この世でまだ誰も成し得ていないことをしたい。
人に生まれたからには誰もが抱くそんな感情。
人がいなくなった校舎でここは誰にも触れられたことがないだろうと思しき場所を探しては触れて歩いた子どもの頃と同じ感覚。
それが不意に止めどなく溢れて、如何ともしがたくなったため、幼少期より共にそんな感覚を共有し続けた愚かな友人たち2人を自宅へ招き入れて無言リッツパーティーを開催した。
パーティーなんてものはスピーカーからドンドコ音楽を流して、淫靡な雰囲気に身を任せながら男女で酒を酌み交わし、思い思いにまぐわうものだと認識している。
パーティーに参加したことがまともにない人間だから基本的にパーティーに関する知識はアダルトビデオからしか得られない。
煮卵みたいなケツをした黒ギャルが参加していることは知っている。
そんなパーティーを今日は男だけで、そして無言で執り行う。
表題の通り、リッツパーティーだ。
準備の間、我々は無言。
それぞれがリッツに乗せてみたいものを持ち寄って、皿に盛り付けたリッツの上に添えていく。
時折持ち寄った具材が被ったり、思いもよらない我々の間隙を突くような具材が持ち込まれたりすると思わず声が出そうになる。

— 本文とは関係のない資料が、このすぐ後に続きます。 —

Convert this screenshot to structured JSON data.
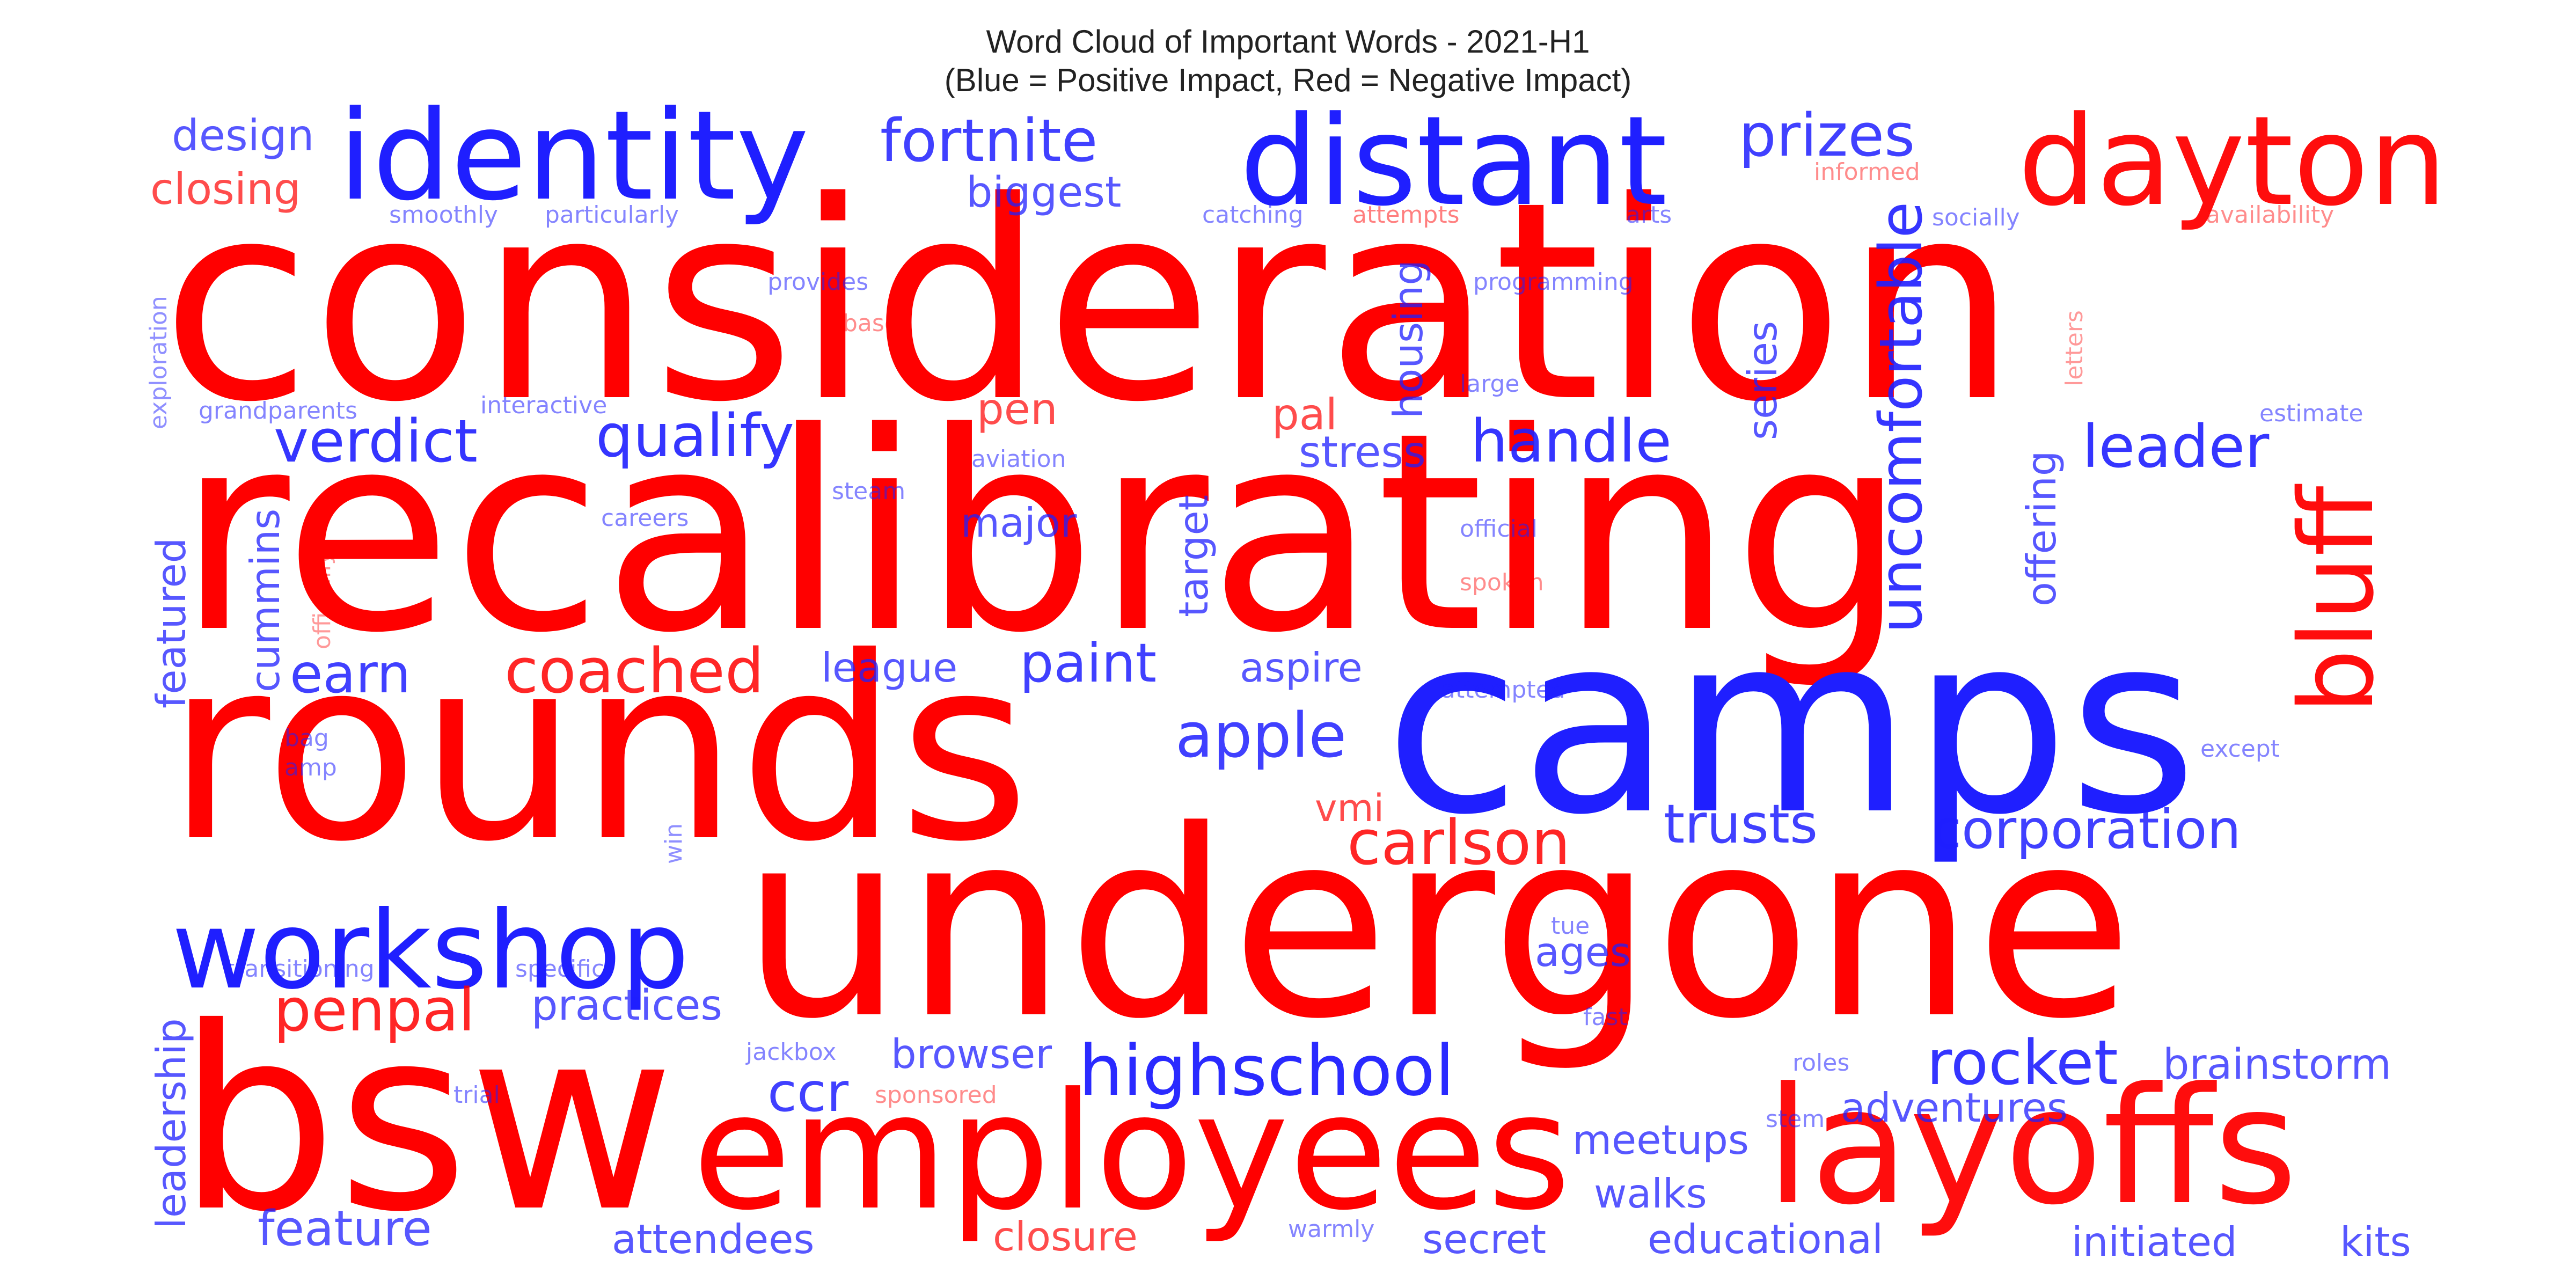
{
  "title": "Word Cloud of Important Words - 2021-H1",
  "subtitle": "(Blue = Positive Impact, Red = Negative Impact)",
  "colors": {
    "positive": "#1f1fff",
    "negative": "#ff0000"
  },
  "words": [
    {
      "text": "consideration",
      "impact": "negative",
      "weight": 1.0,
      "opacity": 1.0
    },
    {
      "text": "recalibrating",
      "impact": "negative",
      "weight": 0.98,
      "opacity": 1.0
    },
    {
      "text": "rounds",
      "impact": "negative",
      "weight": 0.95,
      "opacity": 1.0
    },
    {
      "text": "undergone",
      "impact": "negative",
      "weight": 0.93,
      "opacity": 1.0
    },
    {
      "text": "bsw",
      "impact": "negative",
      "weight": 0.9,
      "opacity": 1.0
    },
    {
      "text": "camps",
      "impact": "positive",
      "weight": 0.8,
      "opacity": 1.0
    },
    {
      "text": "employees",
      "impact": "negative",
      "weight": 0.6,
      "opacity": 1.0
    },
    {
      "text": "layoffs",
      "impact": "negative",
      "weight": 0.55,
      "opacity": 0.95
    },
    {
      "text": "distant",
      "impact": "positive",
      "weight": 0.45,
      "opacity": 1.0
    },
    {
      "text": "identity",
      "impact": "positive",
      "weight": 0.42,
      "opacity": 1.0
    },
    {
      "text": "dayton",
      "impact": "negative",
      "weight": 0.4,
      "opacity": 0.95
    },
    {
      "text": "workshop",
      "impact": "positive",
      "weight": 0.4,
      "opacity": 1.0
    },
    {
      "text": "bluff",
      "impact": "negative",
      "weight": 0.38,
      "opacity": 0.95
    },
    {
      "text": "highschool",
      "impact": "positive",
      "weight": 0.25,
      "opacity": 0.95
    },
    {
      "text": "fortnite",
      "impact": "positive",
      "weight": 0.22,
      "opacity": 0.85
    },
    {
      "text": "prizes",
      "impact": "positive",
      "weight": 0.22,
      "opacity": 0.85
    },
    {
      "text": "uncomfortable",
      "impact": "positive",
      "weight": 0.22,
      "opacity": 0.9
    },
    {
      "text": "coached",
      "impact": "negative",
      "weight": 0.22,
      "opacity": 0.85
    },
    {
      "text": "carlson",
      "impact": "negative",
      "weight": 0.22,
      "opacity": 0.85
    },
    {
      "text": "rocket",
      "impact": "positive",
      "weight": 0.22,
      "opacity": 0.9
    },
    {
      "text": "apple",
      "impact": "positive",
      "weight": 0.22,
      "opacity": 0.85
    },
    {
      "text": "penpal",
      "impact": "negative",
      "weight": 0.2,
      "opacity": 0.85
    },
    {
      "text": "verdict",
      "impact": "positive",
      "weight": 0.2,
      "opacity": 0.9
    },
    {
      "text": "qualify",
      "impact": "positive",
      "weight": 0.2,
      "opacity": 0.9
    },
    {
      "text": "handle",
      "impact": "positive",
      "weight": 0.2,
      "opacity": 0.9
    },
    {
      "text": "leader",
      "impact": "positive",
      "weight": 0.2,
      "opacity": 0.9
    },
    {
      "text": "corporation",
      "impact": "positive",
      "weight": 0.2,
      "opacity": 0.85
    },
    {
      "text": "trusts",
      "impact": "positive",
      "weight": 0.2,
      "opacity": 0.85
    },
    {
      "text": "paint",
      "impact": "positive",
      "weight": 0.2,
      "opacity": 0.85
    },
    {
      "text": "earn",
      "impact": "positive",
      "weight": 0.2,
      "opacity": 0.85
    },
    {
      "text": "ccr",
      "impact": "positive",
      "weight": 0.2,
      "opacity": 0.85
    },
    {
      "text": "design",
      "impact": "positive",
      "weight": 0.14,
      "opacity": 0.75
    },
    {
      "text": "closing",
      "impact": "negative",
      "weight": 0.14,
      "opacity": 0.7
    },
    {
      "text": "biggest",
      "impact": "positive",
      "weight": 0.14,
      "opacity": 0.75
    },
    {
      "text": "housing",
      "impact": "positive",
      "weight": 0.14,
      "opacity": 0.75
    },
    {
      "text": "series",
      "impact": "positive",
      "weight": 0.14,
      "opacity": 0.75
    },
    {
      "text": "offering",
      "impact": "positive",
      "weight": 0.14,
      "opacity": 0.75
    },
    {
      "text": "pen",
      "impact": "negative",
      "weight": 0.14,
      "opacity": 0.7
    },
    {
      "text": "pal",
      "impact": "negative",
      "weight": 0.14,
      "opacity": 0.7
    },
    {
      "text": "stress",
      "impact": "positive",
      "weight": 0.14,
      "opacity": 0.75
    },
    {
      "text": "target",
      "impact": "positive",
      "weight": 0.14,
      "opacity": 0.75
    },
    {
      "text": "major",
      "impact": "positive",
      "weight": 0.14,
      "opacity": 0.75
    },
    {
      "text": "cummins",
      "impact": "positive",
      "weight": 0.14,
      "opacity": 0.75
    },
    {
      "text": "featured",
      "impact": "positive",
      "weight": 0.14,
      "opacity": 0.75
    },
    {
      "text": "league",
      "impact": "positive",
      "weight": 0.14,
      "opacity": 0.75
    },
    {
      "text": "aspire",
      "impact": "positive",
      "weight": 0.14,
      "opacity": 0.75
    },
    {
      "text": "vmi",
      "impact": "negative",
      "weight": 0.14,
      "opacity": 0.7
    },
    {
      "text": "ages",
      "impact": "positive",
      "weight": 0.14,
      "opacity": 0.75
    },
    {
      "text": "practices",
      "impact": "positive",
      "weight": 0.14,
      "opacity": 0.75
    },
    {
      "text": "browser",
      "impact": "positive",
      "weight": 0.14,
      "opacity": 0.75
    },
    {
      "text": "brainstorm",
      "impact": "positive",
      "weight": 0.14,
      "opacity": 0.75
    },
    {
      "text": "adventures",
      "impact": "positive",
      "weight": 0.14,
      "opacity": 0.75
    },
    {
      "text": "meetups",
      "impact": "positive",
      "weight": 0.14,
      "opacity": 0.75
    },
    {
      "text": "walks",
      "impact": "positive",
      "weight": 0.14,
      "opacity": 0.75
    },
    {
      "text": "leadership",
      "impact": "positive",
      "weight": 0.14,
      "opacity": 0.75
    },
    {
      "text": "feature",
      "impact": "positive",
      "weight": 0.14,
      "opacity": 0.75
    },
    {
      "text": "attendees",
      "impact": "positive",
      "weight": 0.14,
      "opacity": 0.75
    },
    {
      "text": "closure",
      "impact": "negative",
      "weight": 0.14,
      "opacity": 0.7
    },
    {
      "text": "secret",
      "impact": "positive",
      "weight": 0.14,
      "opacity": 0.75
    },
    {
      "text": "educational",
      "impact": "positive",
      "weight": 0.14,
      "opacity": 0.75
    },
    {
      "text": "initiated",
      "impact": "positive",
      "weight": 0.14,
      "opacity": 0.75
    },
    {
      "text": "kits",
      "impact": "positive",
      "weight": 0.14,
      "opacity": 0.75
    },
    {
      "text": "smoothly",
      "impact": "positive",
      "weight": 0.08,
      "opacity": 0.55
    },
    {
      "text": "particularly",
      "impact": "positive",
      "weight": 0.08,
      "opacity": 0.55
    },
    {
      "text": "catching",
      "impact": "positive",
      "weight": 0.08,
      "opacity": 0.55
    },
    {
      "text": "attempts",
      "impact": "negative",
      "weight": 0.08,
      "opacity": 0.5
    },
    {
      "text": "arts",
      "impact": "positive",
      "weight": 0.08,
      "opacity": 0.55
    },
    {
      "text": "informed",
      "impact": "negative",
      "weight": 0.08,
      "opacity": 0.45
    },
    {
      "text": "socially",
      "impact": "positive",
      "weight": 0.08,
      "opacity": 0.55
    },
    {
      "text": "availability",
      "impact": "negative",
      "weight": 0.08,
      "opacity": 0.45
    },
    {
      "text": "exploration",
      "impact": "positive",
      "weight": 0.08,
      "opacity": 0.5
    },
    {
      "text": "provides",
      "impact": "positive",
      "weight": 0.08,
      "opacity": 0.55
    },
    {
      "text": "base",
      "impact": "negative",
      "weight": 0.08,
      "opacity": 0.45
    },
    {
      "text": "programming",
      "impact": "positive",
      "weight": 0.08,
      "opacity": 0.55
    },
    {
      "text": "letters",
      "impact": "negative",
      "weight": 0.08,
      "opacity": 0.4
    },
    {
      "text": "grandparents",
      "impact": "positive",
      "weight": 0.08,
      "opacity": 0.55
    },
    {
      "text": "interactive",
      "impact": "positive",
      "weight": 0.08,
      "opacity": 0.55
    },
    {
      "text": "large",
      "impact": "positive",
      "weight": 0.08,
      "opacity": 0.55
    },
    {
      "text": "estimate",
      "impact": "positive",
      "weight": 0.08,
      "opacity": 0.55
    },
    {
      "text": "aviation",
      "impact": "positive",
      "weight": 0.08,
      "opacity": 0.55
    },
    {
      "text": "officially",
      "impact": "negative",
      "weight": 0.08,
      "opacity": 0.4
    },
    {
      "text": "steam",
      "impact": "positive",
      "weight": 0.08,
      "opacity": 0.55
    },
    {
      "text": "careers",
      "impact": "positive",
      "weight": 0.08,
      "opacity": 0.55
    },
    {
      "text": "official",
      "impact": "positive",
      "weight": 0.08,
      "opacity": 0.55
    },
    {
      "text": "spoken",
      "impact": "negative",
      "weight": 0.08,
      "opacity": 0.45
    },
    {
      "text": "attempted",
      "impact": "positive",
      "weight": 0.08,
      "opacity": 0.55
    },
    {
      "text": "except",
      "impact": "positive",
      "weight": 0.08,
      "opacity": 0.55
    },
    {
      "text": "bag",
      "impact": "positive",
      "weight": 0.08,
      "opacity": 0.55
    },
    {
      "text": "amp",
      "impact": "positive",
      "weight": 0.08,
      "opacity": 0.55
    },
    {
      "text": "win",
      "impact": "positive",
      "weight": 0.08,
      "opacity": 0.5
    },
    {
      "text": "tue",
      "impact": "positive",
      "weight": 0.08,
      "opacity": 0.55
    },
    {
      "text": "transitioning",
      "impact": "positive",
      "weight": 0.08,
      "opacity": 0.55
    },
    {
      "text": "specific",
      "impact": "positive",
      "weight": 0.08,
      "opacity": 0.55
    },
    {
      "text": "fast",
      "impact": "positive",
      "weight": 0.08,
      "opacity": 0.55
    },
    {
      "text": "jackbox",
      "impact": "positive",
      "weight": 0.08,
      "opacity": 0.55
    },
    {
      "text": "roles",
      "impact": "positive",
      "weight": 0.08,
      "opacity": 0.55
    },
    {
      "text": "trial",
      "impact": "positive",
      "weight": 0.08,
      "opacity": 0.55
    },
    {
      "text": "sponsored",
      "impact": "negative",
      "weight": 0.08,
      "opacity": 0.45
    },
    {
      "text": "stem",
      "impact": "positive",
      "weight": 0.08,
      "opacity": 0.55
    },
    {
      "text": "warmly",
      "impact": "positive",
      "weight": 0.08,
      "opacity": 0.55
    }
  ]
}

だが飛び出そうになる言葉をグッと堪えてハンドサインでやり取りをする。
具材が被った時には持ち寄った者同士で中指を立て合い、思いもよらないものが持ち込まれた時は持ち寄った者以外がサムズアップしてそれを讃えた。
ついでに意味がない時にも中指は立てた。
準備を終え、立食パーティーの体を成したところで狂宴が繰り広げられる。
手に持ったシャンパングラスを少しかかげ、3人でクイと飲む。
リッツに手を伸ばし、口へと運ぶ。
まず初めに、明太子とクリームチーズを乗せたリッツ。
旨い。
だが無言だ。
咀嚼する音が耳の中で反響し、周囲全体で響いているような錯覚がする。
その音が2人にも聞こえているんではないかと気恥ずかしくなり、自然と咀嚼がゆっくりになる。
2人の様子を見てみると、彼らもどこかぎこちなく口を動かしている。
そうか、我々は今同じ感覚を味わっているのか。
詰まるところ、我々は同じ沈黙を共有している。
沈黙から我々が音を生み、それを支配している。
無言のリッツパーティーは厳かに、ただ確実に娯楽へと昇華されてゆく。
無の中に生まれる音はジャズと同じだ。
そんなアドリブに溢れた音の中、我々は粛々とリッツを食み、そして奏でた。
パーティーを終え、皆すっきりした顔で日常へと溶け出してゆく。
無音から世界へ。
その後、我が家から解き放たれた2人は公園の砂場でトンネルを掘っていたところを沢口靖子に狙撃されて命を落とした。